«(…) Saudoso do bom e venturoso pretérito e ao largo dos acontecimentos,
é provável que a memória, se não a fantasia, lhe falseie o pormenor,
engrandecendo-o. Mas, em regra, palpita no que conta, e lhe deixaram passar, a mais
proporcional das realidades. Não faltou, porém, quem o acoimasse de impostor, a
tal ponto se entrelaçam na narrativa, de insistente e imprevisto modo, o romanesco
e o maravilhoso. E as velhas de soalheiro, que são as almas de S. Tomé deste
Mundo, abanavam a cabeça e riam do Fernão Mentes Minto! Modernas
investigações históricas, textos japoneses vindos a lume, as cartas dos
religiosos que missionavam no Oriente, livros de viagem atestam a fidedignidade
essencial da Peregrinação. A Ásia era aquilo, e um europeu transplantado para
semelhante meio, de certo menos áspero em tolerâncias, mais atrasado em
progresso material do que a Europa, tinha que reagir daquele modo. Fernão e mais comparsas enxertam-se
perfeitamente na acção político-social dos portugueses no Índico. E a Peregrinação
emparelha com De Rebus Emmanuelis
Gestis, desfrutando não menos voga e não menos vezes traduzida aquela
obra que esta.
Além do mais, há um acento de sinceridade em Fernão, um ar tão natural de modéstia, que se lhe não pode negar crédito.
Quando a sua fantasia é de todo desorbitada, acreditamos ainda. Acreditaríamos que
vira nos países que rotula de nomes inverosímeis, tanto a outiva lhos estropiou
deploravelmente, que vira passar camelos por buracos de agulha, gente comer calhaus
e ladrar como os cães, se no-lo dissesse.
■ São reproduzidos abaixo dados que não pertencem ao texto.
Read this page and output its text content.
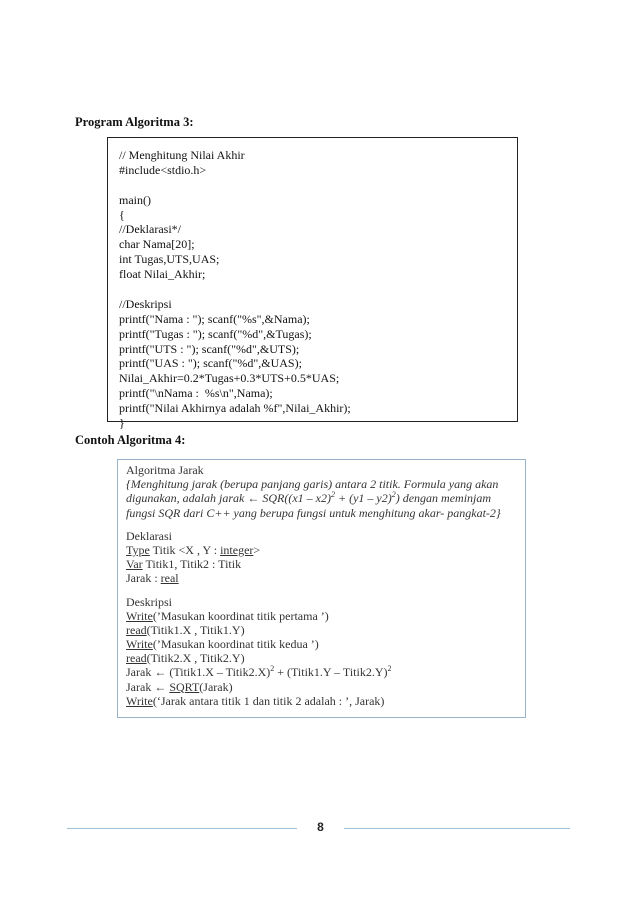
Program Algoritma 3:
// Menghitung Nilai Akhir
#include<stdio.h>
main()
{
//Deklarasi*/
char Nama[20];
int Tugas,UTS,UAS;
float Nilai_Akhir;
//Deskripsi
printf("Nama : "); scanf("%s",&Nama);
printf("Tugas : "); scanf("%d",&Tugas);
printf("UTS : "); scanf("%d",&UTS);
printf("UAS : "); scanf("%d",&UAS);
Nilai_Akhir=0.2*Tugas+0.3*UTS+0.5*UAS;
printf("\nNama :  %s\n",Nama);
printf("Nilai Akhirnya adalah %f",Nilai_Akhir);
}
Contoh Algoritma 4:
Algoritma Jarak
{Menghitung jarak (berupa panjang garis) antara 2 titik. Formula yang akan
digunakan, adalah jarak ← SQR((x1 – x2)$^2$ + (y1 – y2)$^2$) dengan meminjam
fungsi SQR dari C++ yang berupa fungsi untuk menghitung akar- pangkat-2}
Deklarasi
Type Titik <X , Y : integer>
Var Titik1, Titik2 : Titik
Jarak : real
Deskripsi
Write(’Masukan koordinat titik pertama ’)
read(Titik1.X , Titik1.Y)
Write(’Masukan koordinat titik kedua ’)
read(Titik2.X , Titik2.Y)
Jarak ← (Titik1.X – Titik2.X)$^2$ + (Titik1.Y – Titik2.Y)$^2$
Jarak ← SQRT(Jarak)
Write(‘Jarak antara titik 1 dan titik 2 adalah : ’, Jarak)
8
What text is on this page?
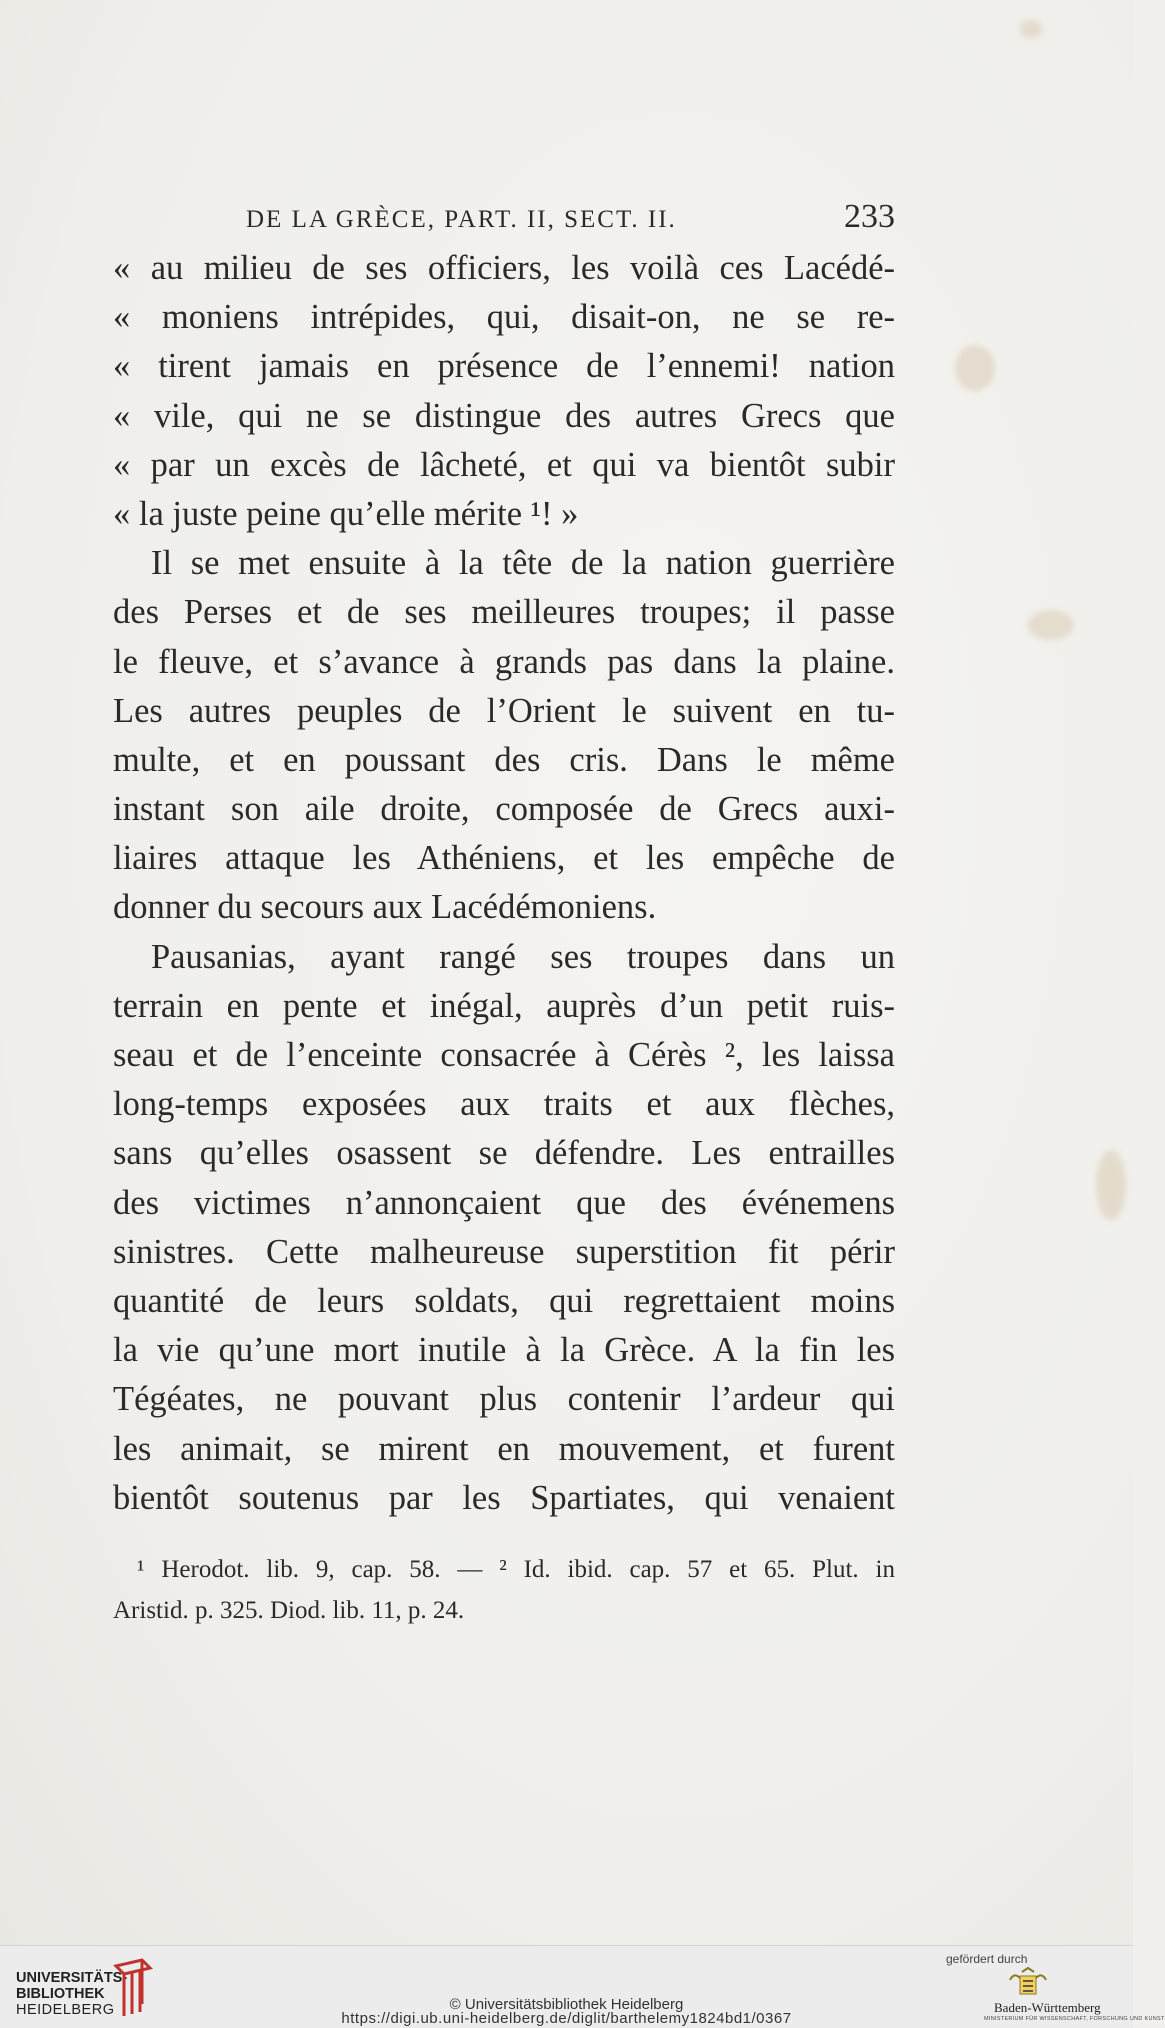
DE LA GRÈCE, PART. II, SECT. II.	233
« au milieu de ses officiers, les voilà ces Lacédé-
« moniens intrépides, qui, disait-on, ne se re-
« tirent jamais en présence de l’ennemi! nation
« vile, qui ne se distingue des autres Grecs que
« par un excès de lâcheté, et qui va bientôt subir
« la juste peine qu’elle mérite ¹! »
Il se met ensuite à la tête de la nation guerrière
des Perses et de ses meilleures troupes; il passe
le fleuve, et s’avance à grands pas dans la plaine.
Les autres peuples de l’Orient le suivent en tu-
multe, et en poussant des cris. Dans le même
instant son aile droite, composée de Grecs auxi-
liaires attaque les Athéniens, et les empêche de
donner du secours aux Lacédémoniens.
Pausanias, ayant rangé ses troupes dans un
terrain en pente et inégal, auprès d’un petit ruis-
seau et de l’enceinte consacrée à Cérès ², les laissa
long-temps exposées aux traits et aux flèches,
sans qu’elles osassent se défendre. Les entrailles
des victimes n’annonçaient que des événemens
sinistres. Cette malheureuse superstition fit périr
quantité de leurs soldats, qui regrettaient moins
la vie qu’une mort inutile à la Grèce. A la fin les
Tégéates, ne pouvant plus contenir l’ardeur qui
les animait, se mirent en mouvement, et furent
bientôt soutenus par les Spartiates, qui venaient
¹ Herodot. lib. 9, cap. 58. — ² Id. ibid. cap. 57 et 65. Plut. in
Aristid. p. 325. Diod. lib. 11, p. 24.
UNIVERSITÄTS-
BIBLIOTHEK
HEIDELBERG	© Universitätsbibliothek Heidelberg
https://digi.ub.uni-heidelberg.de/diglit/barthelemy1824bd1/0367
gefördert durch
Baden-Württemberg
MINISTERIUM FÜR WISSENSCHAFT, FORSCHUNG UND KUNST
E com verdades ou com palões, que
nunca serão dos tais marmelos crus que custam a descer no esófago, tal livro queda
na nossa língua, tão de acordo com o espírito e o feitio dos homens daquela
era, uma verdadeira epopeia, diríamos uns segundos Lusíadas.
Quanto à simbiose Fernão-Faria, cenário e
representação não podem ser mais desconcertantes. Depois do ataque a três juncos
da China, cometido a título de represália e coroado de êxito, Fernão escreve: Havendo já vinte e seis dias que eu estava aqui em Patane acabando de
aviar uma pouca de fazenda que viera da China para me tornar logo, chegou uma
fusta de Malaca, de que vinha por capitão um António Faria Sousa, o qual por
mandado de Pêro Faria vinha a fazer ali certo negócio com el-rei e assentar com
ele de novo as pazes antigas que tinha com Malaca […] Este António Faria trazia
uns dez ou doze mil cruzados em roupas da Índia.
A analogia é flagrante. Fernão estava
também a aviar fazenda que chegara da China, bem entendido, nos juncos
apresados junto à foz do Calantão com a morte de setenta e quatro homens da
equipagem. Quando se trata destas açougadas, embora vulgares perante os costumes
da época, os protagonistas costumam encobrir-se por detrás de nome suposto,
contando o feito como testemunhas eventuais ou que o ouvissem a segundos. Procedem assim por hipocrisia?
Pode muito bem ser o compreensível resguardo de quem não quer mostrar as mãos,
se bem que se tratasse de operações contra inimigos da Cristandade. Para não
termos de admitir que Fernão e Faria
sejam uma e a mesma pessoa, e
o desdobre não teria outro objecto senão fugir ao ominoso com que poderia ser
estigmatizado, há que fazer tábua rasa da farta cópia de elementos que se encontram
à base da bifurcação, comuns aos dois. Tanto um como outro se ocupavam em mercadejar.
Mercadejavam em panos. António Faria teria mandado a Lugor, no reino de Siao,
um seu feitor, Cristóvão Borralho, passar a veniaga. E Fernão encontrava-se lá na mira de impingir as sedas, monos de
armazém intragáveis, que lhe haviam competido na captura dos juncos do Calantão».
In
Aquilino Ribeiro, Portugueses das Sete Partidas, Viajantes, Aventureiros,
Troca-tintas, 1950, Livraria Bertrand, Lisboa, 1969.